Die Regierung ergreift Maßnahmen, um die Beijinger wieder auf ihre Räder zu bringen. Der aktuelle Fünfjahresplan (2016-2020) beinhaltet das Ziel, zusätzliche 4 Prozent der Pendler von den derzeitigen 14 Prozent mit dem Fahrrad zur Arbeit zu bringen. Peking hat außerdem Pläne angekündigt, bis Ende dieses Jahres 10.000 weitere Fahrräder zu seinem bestehenden Bike-Sharing-System (gestartet im Jahr 2012) hinzuzufügen.
Es gibt jedoch auch Leute, die gegen die Idee eines Fahrrad-Revivals sind. Eine chinesische Datingshow-Kandidatin sagte einmal ihrem mittellosen Bewerber, dass sie "lieber auf dem Rücken eines BMW weinen würde als auf dem Fahrrad zu lächeln". Chen Nuo, ein Dramatiker und Sozialkommentator, sprach mit China Daily über den "snobistischen" Kommentar der Kandidatin. Er sagte, dass ihr Kommentar die Ansichten der Jugend des Landes darstelle, die "Geld, Autos und Häuser anbeten, weil die hochentwickelnde Wirtschaft sie dazu gebracht hat".
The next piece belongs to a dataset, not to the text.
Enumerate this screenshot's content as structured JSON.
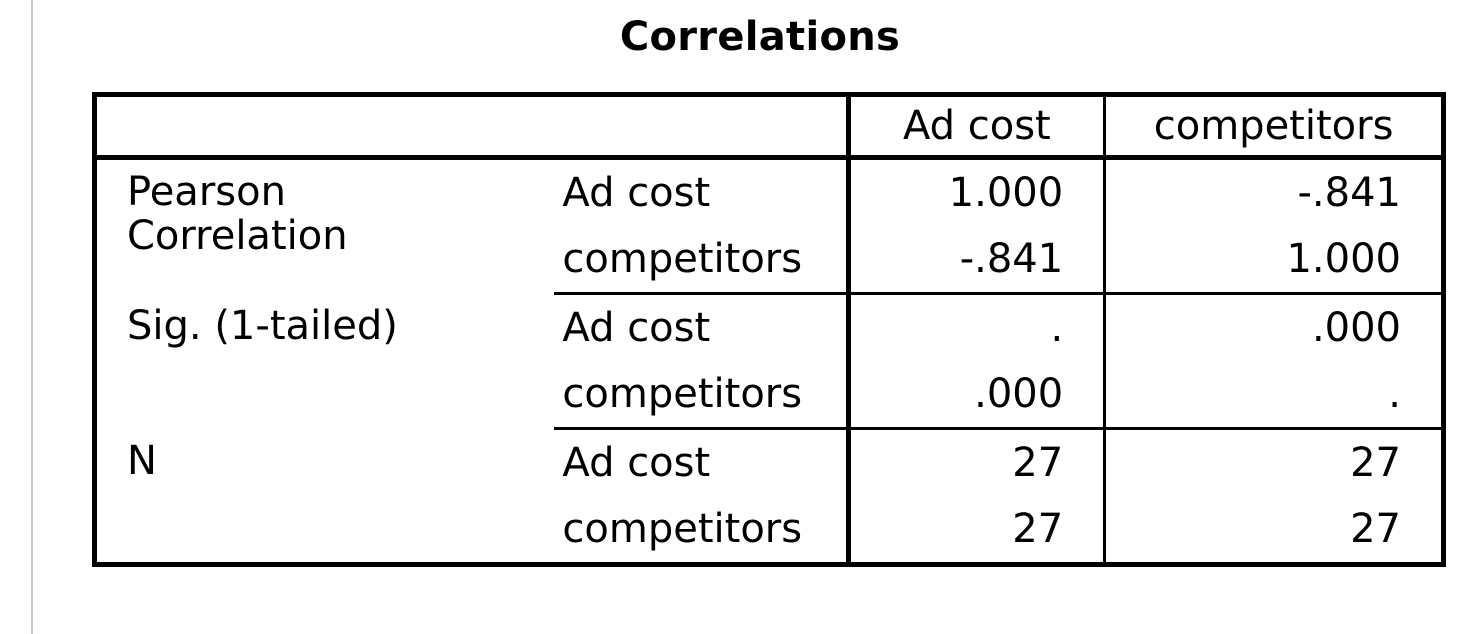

Es ist wichtig zu beachten, dass die Bemerkungen der Kandidatin zu Empörung in sozialen Medien führen. Tatsächlich könnte man argumentieren, dass diejenigen, die öffentlich ähnliche Ansichten vertreten, nur das Pro-Cycling-Feuer anheizen, das von jenen entzündet wird, die sich leidenschaftlich für den Schutz der Umwelt einsetzen, und denen, die sich an die Tage des Fahrradfahrens in Peking erinnern.
Wenn Chen Nuos Darstellung der jüngeren Generation korrekt war, dann braucht das Radfahren dringend eine Veränderung, um die Herzen der Millennials zu erobern. Zum Glück hat die "Hipster" -Bewegung bereits Peking erreicht und damit auch die Fixed-Gear oder Fixie-Bikes. Wenn "uncool" das neue “cool” wird, entscheiden sich die Menschen heute für einen umweltfreundlichen Transport, ob das ihre ursprüngliche Absicht war oder nicht. Bike-Sharing-Apps wie Mobike, Ofo und Bluegogo hoffen, den riesigen Markt für mobiles Internet in China nutzen zu können. Die bequeme Art ein Fahrrad direkt vom Handy aus finden und mieten zu können, soll wieder mehr Menschen dazu bringen in die Pedale zu treten.
Alle Dienste sind billig und bequem: Benutzer laden einfach eine App auf ihr Smartphone herunter (von denen einige wie Mobike und Ofo auf Englisch verfügbar sind), die es ihnen dann ermöglicht, Fahrräder zu lokalisieren und sie durch scannen eines QR-Codes freizuschalten. Fahrten kosten selten mehr als 1 CNY (0,15 USD). Im Vergleich zu traditionellen Fahrrad-Sharing-Programmen, bei denen die Benutzer ihre Fahrräder an festgelegten Orten abstellen müssen, können die Benutzer die Fahrräder einfach überall abstellen (obwohl dies zu Massenkarambolagen in beliebten Gegenden der Stadt geführt hat).
Auf unserer neuen "Beijing Bike Sharing Tour" können Sie sich ein Stück Bike-Sharing-Action sichern. Für diese eintägige Tour werden wir Fahrräder mit einer der vielen Bike-Sharing-Apps der Stadt mieten und dann in die Hutongs fahren, um die Gegend um den Himmelstempel, den Tiananmen-Platz, den Beihai-Park und den Houhai-See zu erkunden. Wenn Sie möchten, können Sie Ihre lokale Erfahrung vervollständigen, indem Sie mit der U-Bahn nach Hause reisen.
Selbst wenn es aktuell auf den Straßen Pekings nicht neun Millionen Fahrräder gibt, wird es nicht lange dauern, bis wir das behaupten können.